Yesterday, LCOR hosted a groundbreaking ceremony for Aurora at North Bethesda Center, "the first building to break ground since the new sector plan for White Flint,” according to project manager Mike Smith. He said he was pleased with the attendance, which included county officials, community activists and the development team.
The 18-story high rise will have 341 units and will be located in North Bethesda Center. The center will be a “city within a city,” according to its website, which also says the 32-acre plot will include 202,000 s.f. of retail and bring in 5,400 new jobs. Too bad a city center can’t be elected president.
Aurora, which will be built 1,200 linear feet from the White Flint metro station, will include 42 “affordably priced” units, meaning 12.5 percent of the building will be “well below market price … to help augment the affordable housing supply in the community,” Smith said. The other 298 units will be market rate.

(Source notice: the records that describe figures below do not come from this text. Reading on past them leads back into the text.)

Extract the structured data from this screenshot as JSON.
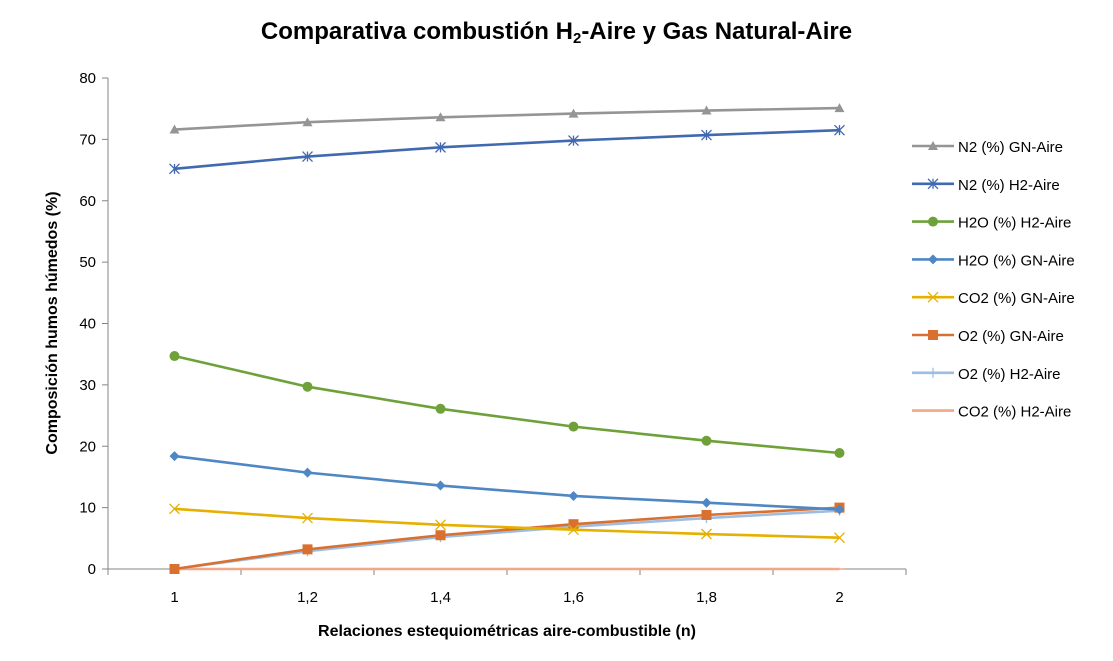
{
  "chart_data": {
    "type": "line",
    "title": {
      "prefix": "Comparativa combustión H",
      "subscript": "2",
      "suffix": "-Aire y Gas Natural-Aire"
    },
    "xlabel": "Relaciones estequiométricas aire-combustible (n)",
    "ylabel": "Composición humos húmedos (%)",
    "categories": [
      "1",
      "1,2",
      "1,4",
      "1,6",
      "1,8",
      "2"
    ],
    "x": [
      1,
      1.2,
      1.4,
      1.6,
      1.8,
      2
    ],
    "ylim": [
      0,
      80
    ],
    "yticks": [
      "0",
      "10",
      "20",
      "30",
      "40",
      "50",
      "60",
      "70",
      "80"
    ],
    "ytick_values": [
      0,
      10,
      20,
      30,
      40,
      50,
      60,
      70,
      80
    ],
    "grid": false,
    "legend_position": "right",
    "series": [
      {
        "name": "N2 (%) GN-Aire",
        "color": "#959595",
        "marker": "triangle",
        "values": [
          71.6,
          72.8,
          73.6,
          74.2,
          74.7,
          75.1
        ]
      },
      {
        "name": "N2 (%) H2-Aire",
        "color": "#4169b0",
        "marker": "asterisk",
        "values": [
          65.2,
          67.2,
          68.7,
          69.8,
          70.7,
          71.5
        ]
      },
      {
        "name": "H2O (%) H2-Aire",
        "color": "#6fa13a",
        "marker": "circle",
        "values": [
          34.7,
          29.7,
          26.1,
          23.2,
          20.9,
          18.9
        ]
      },
      {
        "name": "H2O (%) GN-Aire",
        "color": "#4f87c4",
        "marker": "diamond",
        "values": [
          18.4,
          15.7,
          13.6,
          11.9,
          10.8,
          9.7
        ]
      },
      {
        "name": "CO2 (%) GN-Aire",
        "color": "#e5b000",
        "marker": "x",
        "values": [
          9.8,
          8.3,
          7.2,
          6.4,
          5.7,
          5.1
        ]
      },
      {
        "name": "O2 (%) GN-Aire",
        "color": "#d9702f",
        "marker": "square",
        "values": [
          0,
          3.2,
          5.5,
          7.3,
          8.8,
          10.0
        ]
      },
      {
        "name": "O2 (%) H2-Aire",
        "color": "#9dbde1",
        "marker": "plus",
        "values": [
          0,
          2.9,
          5.2,
          6.9,
          8.3,
          9.5
        ]
      },
      {
        "name": "CO2 (%) H2-Aire",
        "color": "#f0a888",
        "marker": "dash",
        "values": [
          0,
          0,
          0,
          0,
          0,
          0
        ]
      }
    ]
  }
}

It will reside across the street from a 24-hour Harris Teeter, perfect for buying frozen pizzas and asparagus at 4 a.m. (because who doesn’t buy frozen pizzas and asparagus at 4 a.m.?).
“It’s a really great amenity for our residents to have a grocery store available at their beck and call,” Smith said.
Aurora, which was designed by WDG Architecture, has a project budget of $86 million and construction by KBR has begun.
“We are well underway with construction activity on site,” Smith said.
He said the units will be available in rough two years, in mid-2014.
Washington D.C. real estate development news
1 comments:
The "city within a city" comment bothers me. We don't need developments that are self-contained and cut-off from the environment around them. It's one thing to market a development as being so convenient one will never have to wander far to get what one needs, but it's quite another to market your development as a place that is an altogether separate entity and place from its surroundings.
That being said, it's good that this plot is being developed. It's difficult to believe that it took this long for the COunty and developers to realize that all of tehse empty plots of land surrounding a Metro station might actually be valuable and worth developing.